68.5 million forcibly displaced in 2017, setting the fifth straight record for most refugees created

Photographers help a Rohingya refugee to come out of Naf River as they cross the Myanmar-Bangladesh border in Palong Khali, near Cox's Bazar, Bangladesh, November 1, 2017.  REUTERS/Hannah McKay
Photographers help a Rohingya refugee to come out of Naf River as they cross the Myanmar-Bangladesh border in Palong Khali, near Cox's Bazar, Bangladesh, November 1, 2017. REUTERS/Hannah McKay

Thomson Reuters

  • The U.N. refugee agency reported Tuesday that nearly 69 million people who have fled war, violence and persecution were forcibly displaced last year, a record for the fifth straight year

  • .The UNHCR said the figures debunk the flawed perception among some that a refugee crisis has affected more developed countries in the "Global North."

  • It said 85 percent of refugees are in developing countries, many of them "desperately poor."

GENEVA (AP) — The U.N. refugee agency reported Tuesday that nearly 69 million people who have fled war, violence and persecution were forcibly displaced last year, a record for the fifth straight year.

The U.N. High Commissioner for Refugees said the continued crises in places like South Sudan and Congo, as well as the exodus of Muslim Rohingya from Myanmar that started last year, raised the overall figure of forced displacements in 2017 to 68.5 million.

Of that total, 16.2 million were newly displaced last year — an average of more than 44,000 people per day.

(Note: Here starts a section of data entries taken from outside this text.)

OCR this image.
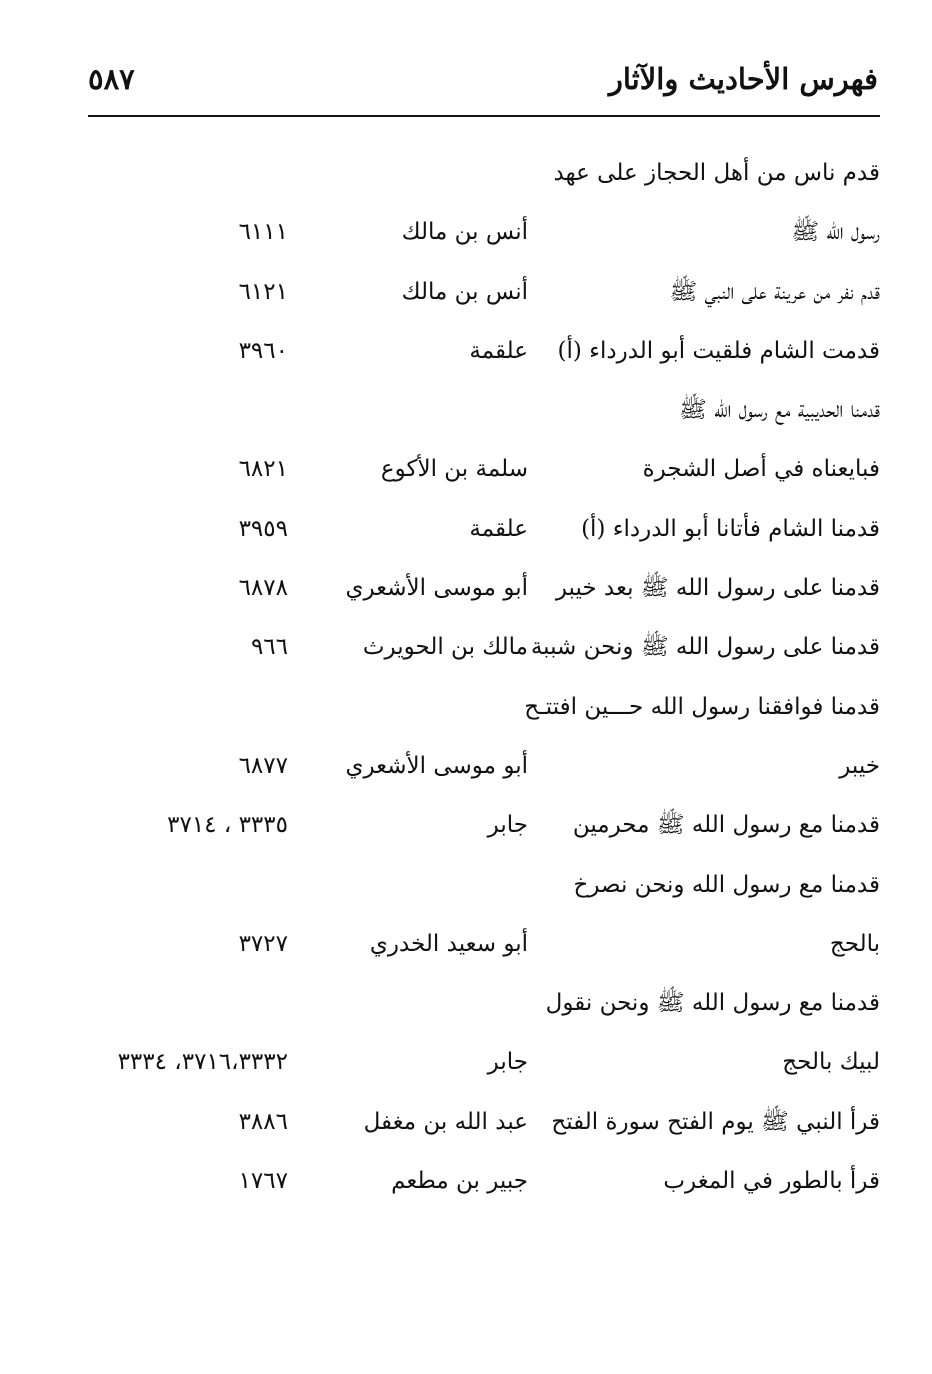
فهرس الأحاديث والآثار
٥٨٧
قدم ناس من أهل الحجاز على عهد
رسول الله ﷺ
أنس بن مالك
٦١١١
قدم نفر من عرينة على النبي ﷺ
أنس بن مالك
٦١٢١
قدمت الشام فلقيت أبو الدرداء (أ)
علقمة
٣٩٦٠
قدمنا الحديبية مع رسول الله ﷺ
فبايعناه في أصل الشجرة
سلمة بن الأكوع
٦٨٢١
قدمنا الشام فأتانا أبو الدرداء (أ)
علقمة
٣٩٥٩
قدمنا على رسول الله ﷺ بعد خيبر
أبو موسى الأشعري
٦٨٧٨
قدمنا على رسول الله ﷺ ونحن شببة
مالك بن الحويرث
٩٦٦
قدمنا فوافقنا رسول الله حـــين افتتـح
خيبر
أبو موسى الأشعري
٦٨٧٧
قدمنا مع رسول الله ﷺ محرمين
جابر
٣٣٣٥ ، ٣٧١٤
قدمنا مع رسول الله ونحن نصرخ
بالحج
أبو سعيد الخدري
٣٧٢٧
قدمنا مع رسول الله ﷺ ونحن نقول
لبيك بالحج
جابر
٣٧١٦،٣٣٣٢، ٣٣٣٤
قرأ النبي ﷺ يوم الفتح سورة الفتح
عبد الله بن مغفل
٣٨٨٦
قرأ بالطور في المغرب
جبير بن مطعم
١٧٦٧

Most have been displaced for longer than that, some forced to flee multiple times.

"The global figure has gone up again by a couple of million," said the High Commissioner, Filippo Grandi. "This is because of protracted conflicts and lack of solutions for those conflicts that continue, continuous pressure on civilians in countries of conflict that pushed them to leave their homes and new or aggravating crises, like the Rohingya crisis."

The UNHCR said the figures debunk the flawed perception among some that a refugee crisis has affected more developed countries in the "Global North." It said 85 percent of refugees are in developing countries, many of them "desperately poor."

"It should be an element dispelling the perception, the notion that is so prevailing in many countries: That the refugee crisis — singular — is a crisis of the rich world," High Commissioner Filippo Grandi said. "It is not. It continues to be a crisis mostly of the poor world."

The data release comes ahead of World Refugee Day on Wednesday.